Media release

New report Welfare in Canada, 2017 looks at latest welfare rates and how they compare to poverty measures

Published on 06/11/2018

Today, Maytree is releasing Welfare in Canada, 2017, the latest update of a yearly series showing the total income households on social assistance would have received (i.e., their income from social assistance alongside tax credits and child benefits). The report looks at how welfare incomes varied across every province and territory for four example households in 2017:

  1. Single person considered employable
  2. Single person with a disability
  3. Single parent with one child age 2
  4. Couple with two children ages 10 and 15

Using data provided by provincial and territorial government officials, the report describes the components of welfare incomes, how they have changed from previous years, and how they compared to low income thresholds.
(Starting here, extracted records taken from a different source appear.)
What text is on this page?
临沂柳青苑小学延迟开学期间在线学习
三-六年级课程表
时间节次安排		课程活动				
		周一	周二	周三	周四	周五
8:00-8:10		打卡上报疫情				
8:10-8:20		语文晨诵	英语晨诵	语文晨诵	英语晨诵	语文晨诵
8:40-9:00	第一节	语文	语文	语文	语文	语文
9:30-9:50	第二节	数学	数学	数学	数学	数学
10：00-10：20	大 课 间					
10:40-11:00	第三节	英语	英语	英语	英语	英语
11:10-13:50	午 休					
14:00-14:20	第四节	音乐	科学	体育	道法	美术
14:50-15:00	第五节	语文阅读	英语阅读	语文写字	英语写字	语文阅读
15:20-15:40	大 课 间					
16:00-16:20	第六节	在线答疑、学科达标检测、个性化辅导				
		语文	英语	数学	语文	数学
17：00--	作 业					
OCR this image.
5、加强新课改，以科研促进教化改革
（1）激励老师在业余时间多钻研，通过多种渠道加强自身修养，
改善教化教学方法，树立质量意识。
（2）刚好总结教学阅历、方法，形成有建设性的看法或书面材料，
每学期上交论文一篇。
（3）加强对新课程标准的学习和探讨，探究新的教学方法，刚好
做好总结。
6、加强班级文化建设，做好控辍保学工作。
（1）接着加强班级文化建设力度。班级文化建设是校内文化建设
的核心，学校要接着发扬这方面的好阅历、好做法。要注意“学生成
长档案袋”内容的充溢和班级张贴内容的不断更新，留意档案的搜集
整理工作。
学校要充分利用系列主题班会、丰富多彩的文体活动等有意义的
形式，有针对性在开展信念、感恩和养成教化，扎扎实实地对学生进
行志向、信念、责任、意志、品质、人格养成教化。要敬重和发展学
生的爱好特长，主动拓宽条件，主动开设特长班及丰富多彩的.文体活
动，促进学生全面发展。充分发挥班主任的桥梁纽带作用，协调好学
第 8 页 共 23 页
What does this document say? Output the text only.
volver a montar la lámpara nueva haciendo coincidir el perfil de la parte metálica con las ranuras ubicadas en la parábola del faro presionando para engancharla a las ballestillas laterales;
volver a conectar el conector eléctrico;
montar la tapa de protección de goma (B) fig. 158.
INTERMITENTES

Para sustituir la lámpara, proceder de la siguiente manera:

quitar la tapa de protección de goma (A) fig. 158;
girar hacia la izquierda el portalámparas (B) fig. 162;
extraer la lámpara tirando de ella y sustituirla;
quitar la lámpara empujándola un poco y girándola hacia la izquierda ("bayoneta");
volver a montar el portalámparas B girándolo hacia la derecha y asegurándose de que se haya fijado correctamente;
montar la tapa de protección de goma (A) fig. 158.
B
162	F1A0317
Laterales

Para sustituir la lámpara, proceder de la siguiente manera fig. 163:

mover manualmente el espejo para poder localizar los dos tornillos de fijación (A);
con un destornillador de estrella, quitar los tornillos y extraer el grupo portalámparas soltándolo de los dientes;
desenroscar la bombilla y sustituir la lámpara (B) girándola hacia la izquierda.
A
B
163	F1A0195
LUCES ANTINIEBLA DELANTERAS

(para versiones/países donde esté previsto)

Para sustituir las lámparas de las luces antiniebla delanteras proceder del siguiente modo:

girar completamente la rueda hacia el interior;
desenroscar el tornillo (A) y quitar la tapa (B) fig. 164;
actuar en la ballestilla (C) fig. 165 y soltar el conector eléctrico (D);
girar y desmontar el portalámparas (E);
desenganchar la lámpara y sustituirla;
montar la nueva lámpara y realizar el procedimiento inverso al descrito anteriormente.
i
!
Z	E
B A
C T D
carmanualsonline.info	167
The amounts vary in every province and territory because each jurisdiction has distinct social assistance programs.

Key findings:

  • The total welfare incomes for both household types with children increased in 2017 in every province. This was driven by the introduction of the new Canada Child Benefit as 2017 was the first full year it was paid.
  • Single adult households saw less substantial and less consistent changes to their welfare incomes. The total welfare income for a single person rose in value in some provinces and fell in others. In most cases, these changes were relatively small.
  • In 2017, single adults with a disability saw the biggest shift in their welfare income in British Columbia, where their welfare income rose in value by $1,183 following two increases to Disability Assistance rates.
  • Even where welfare incomes were highest, they fell short of the poverty threshold. The closest was in Quebec where the welfare income of a single parent reached 85 per cent of the poverty threshold in Montreal; for a couple with two children it reached 83 per cent.
  • The welfare incomes in the Yukon and the Northwest Territories were generally higher than in the provinces, reflecting the higher cost of living in the territories. Conversely, welfare incomes in Nunavut were lower than in the provinces, reflecting the high proportion of households on social assistance living in subsidized housing whose living costs are reduced through housing subsidies.

To access the data and download the report, visit

Welfare in Canada was established by the Caledon Institute of Social Policy to maintain data previously published by the National Council of Welfare. In 2018, Maytree assumed responsibility for updating the series.